Can you follow LPRnet jupyter notebook and retry?

Since you are training your custom images, please decrease your images to check if there are issues in some images?

I am training using the jupyter notebook.
with respect to the images, I tried to take batch of images and sort the ones without any issue, and then when I combined the entire data set, I got this error again.

Is it something to do with the batch_size, or number_of_steps_per_epoch or workers or something?

Hi @Morganh I could really use your help now.

I am afraid there is some issue in one image or several images.
You can try with below way:

  1. Try 100 images, if there is no issues,
  2. Try 500 images, if there is no issues,
  3. Try 1000 images. if there is issue in training,

Then there is some issue between 500th image and 1000th image.

Hi @Morganh,
This is the first step of debug that I did.
When I clubbed the no-issue data set, it ran back to the same issue.
It would be great if you could let me know what parameter is causing this issue?
It could be something to do with batch size, or steps_per_epoch, or workers, or gpu, or I dont know what else…

I wanted to understand how should my “LABEL” file be, I mean what should be inside the ‘.txt’ file.
RJ*******_lp.jpg is how the image is labelled, and the “.txt” file hold “RJ*******”…
I hope there is no problem with this format correct?

Can you share one image and its label?

More, did you ever train with openALPR dataset which is mentioned in the notebook?
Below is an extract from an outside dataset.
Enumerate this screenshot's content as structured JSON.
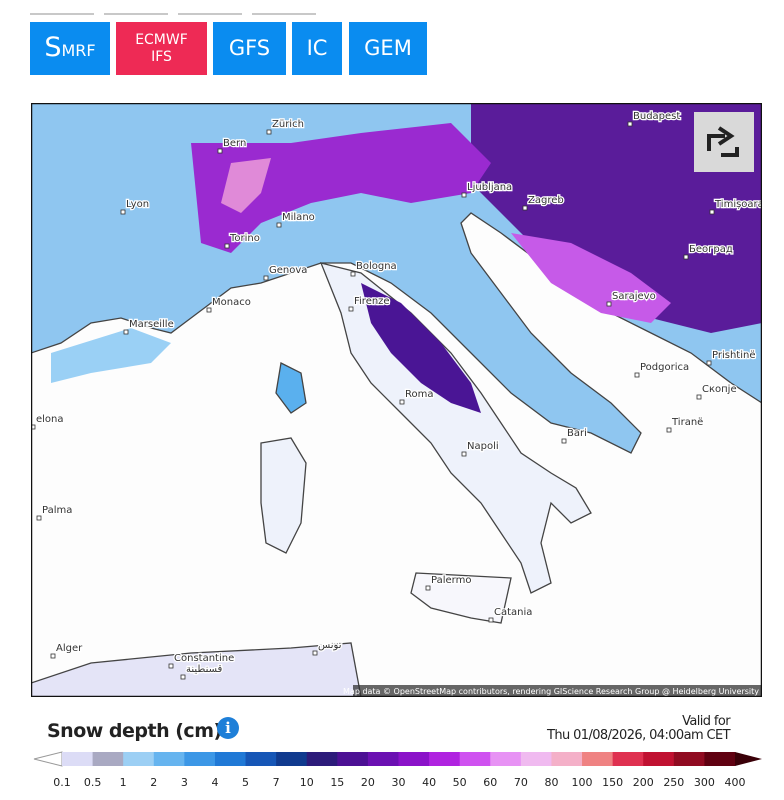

If yes, is it successful?

Hi @Morganh,
I have trained using the OPENALPR data set before to start of with, and it was successful
I will attach the image along with its label.

GJ07AR1769_lp
GJ07AR1769_lp.txt (10 Bytes)

I hope this helps

Do all the labels have maximum length of 10?

More, how many images in your training dataset?

Should all the labels have length 10, it could be less as well right?

36437 is the data set size but i dont think It has anything to do with the data set size as I ran it on 51 images to test if there was any issue with the data set.
It worked completely fine!

So, you ran it on 51 images well. But failed in training 36437 images?

Yes that is correct.
And besides that I just tested with a image which had label length 9, keeping the max_label_length=10, I did not get any error, It worked fine!
The issue is somewhere else.

Can you check if some images or labels have length of more than 10?